I pray that Jesus will change me, transform me on a heart level. This is huge for me. This is not me just trying to be a better mom, but me asking Jesus to actually change my heart.
I make every effort to live in line with that transformation, attempting to listen to the Spirit to give me insight about how not to walk right back into that same broken pattern, that same way of messing up.
When my heart is still breaking, even after repenting, asking for forgiveness and healing and transformation, and I am tempted to wallow and not move forward into hope, I will often ask God to speak His truth over me…how He sees me, how He is at work…I have even asked Jesus to show me where He was in that moment that I failed my child (and doing so is such a powerful experience of knowing that He never left me nor my child). This is the faith part of walking out repentance: trusting that God is actually engaged in the process of healing your failures when you hand them over to Him.
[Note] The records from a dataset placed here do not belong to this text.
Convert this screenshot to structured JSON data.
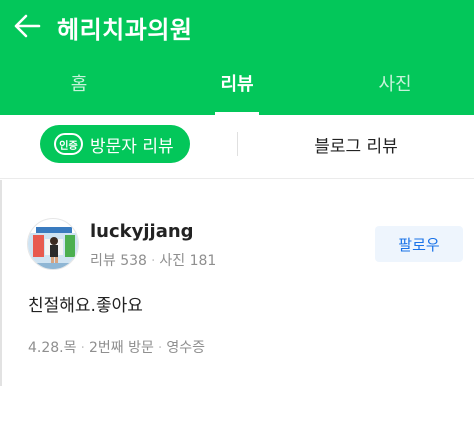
{
  "appbar": {
    "title": "헤리치과의원",
    "back_icon": "arrow-left-icon"
  },
  "tabs": [
    {
      "label": "홈",
      "active": false
    },
    {
      "label": "리뷰",
      "active": true
    },
    {
      "label": "사진",
      "active": false
    }
  ],
  "subtabs": {
    "visitor_badge": "인증",
    "visitor_label": "방문자 리뷰",
    "blog_label": "블로그 리뷰"
  },
  "review": {
    "nickname": "luckyjjang",
    "stat_reviews": "리뷰 538",
    "stat_photos": "사진 181",
    "follow_label": "팔로우",
    "text": "친절해요.좋아요",
    "visit_date": "4.28.목",
    "visit_count": "2번째 방문",
    "receipt": "영수증"
  },
  "colors": {
    "brand": "#03c75a",
    "follow_text": "#1a73e8",
    "follow_bg": "#eef5fd"
  }
}
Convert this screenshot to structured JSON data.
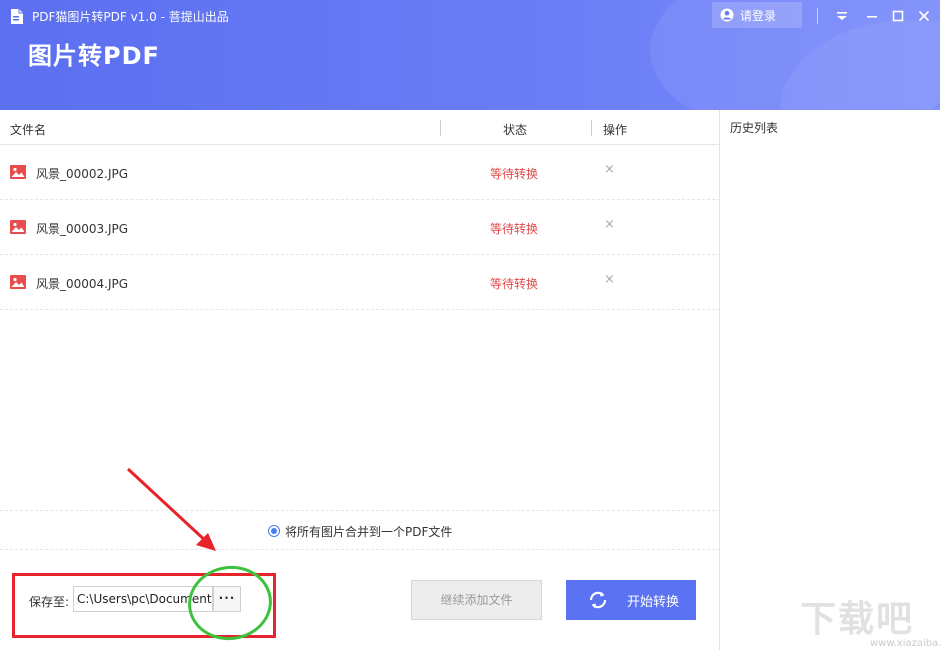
{
  "window": {
    "app_title": "PDF猫图片转PDF v1.0 - 菩提山出品",
    "big_title": "图片转PDF",
    "login_label": "请登录",
    "header_color": "#5b6ff0"
  },
  "table": {
    "col_filename": "文件名",
    "col_status": "状态",
    "col_action": "操作",
    "rows": [
      {
        "name": "风景_00002.JPG",
        "status": "等待转换",
        "action": "×"
      },
      {
        "name": "风景_00003.JPG",
        "status": "等待转换",
        "action": "×"
      },
      {
        "name": "风景_00004.JPG",
        "status": "等待转换",
        "action": "×"
      }
    ],
    "status_color": "#e04a4a"
  },
  "merge_option": {
    "label": "将所有图片合并到一个PDF文件",
    "checked": true
  },
  "save": {
    "label": "保存至:",
    "path": "C:\\Users\\pc\\Documents",
    "browse_label": "···"
  },
  "buttons": {
    "add_files": "继续添加文件",
    "start": "开始转换",
    "start_color": "#5b73f2"
  },
  "history": {
    "title": "历史列表"
  },
  "watermark": {
    "text": "下载吧",
    "url": "www.xiazaiba.com"
  },
  "icons": {
    "app": "pdf-cat-app-icon",
    "user": "user-icon",
    "image": "image-file-icon",
    "refresh": "refresh-icon"
  }
}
What This Looked Like Today:
Yesterday was not my best day. My husband is the middle of a 70+ hour work week. I am almost eight months pregnant (tired, cranky, and super, super uncomfortable). My boys (2 ½ years old and 4 years old) are reeling a bit from all the chaos in our life lately…and now are both sick…again. I was short-tempered, cranky, snappy, and irritable yesterday. I was not a patient mom. I did not act with kindness well yesterday. So. As I noticed myself losing my patience, raising my voice, getting irritated with my little boys, I worked hard to stop and apologize to the boys in those moments: simply admitting what I did wrong, saying it was wrong, and asking for forgiveness. I said so many silent prayers yesterday for Jesus to help me make it through. Then in the middle of the night last night, I lay awake thinking through the day. Thinking through my own soul chaos in the day. Thinking through all that is going on for my boys right now. Listening to the Holy Spirit point out where I am failing. Admitting to it. Asking for His help. And then this morning, first thing, sitting with my boys (and my husband) explaining that it was wrong for me to be so cranky the past few days and apologizing and asking for forgiveness. In this conversation, I also expressed how hard it is for me to be this pregnant right now and that I need their help as I work on not being cranky. I talked with the boys about being a team together while I don’t feel good. We talked about me working on not being cranky (and even them working on obeying). It wasn’t even a half hour before I could have become cranky (with both boys not feeling well, the whining and demands and edginess surfaced almost immediately in our day)…but having repented, I was free to walk forward in peace…depending on the Spirit to help me be different than cranky. My repentance didn’t remove the opportunity to struggle, it simply freed me from being stuck in the struggle.
That’s what living a repentance reality looks like in my everyday life. I’d love to hear stories of how you have learned to live this way! If you’ve walked this out in your family, what does it look like for you to live a repentance reality with your kids?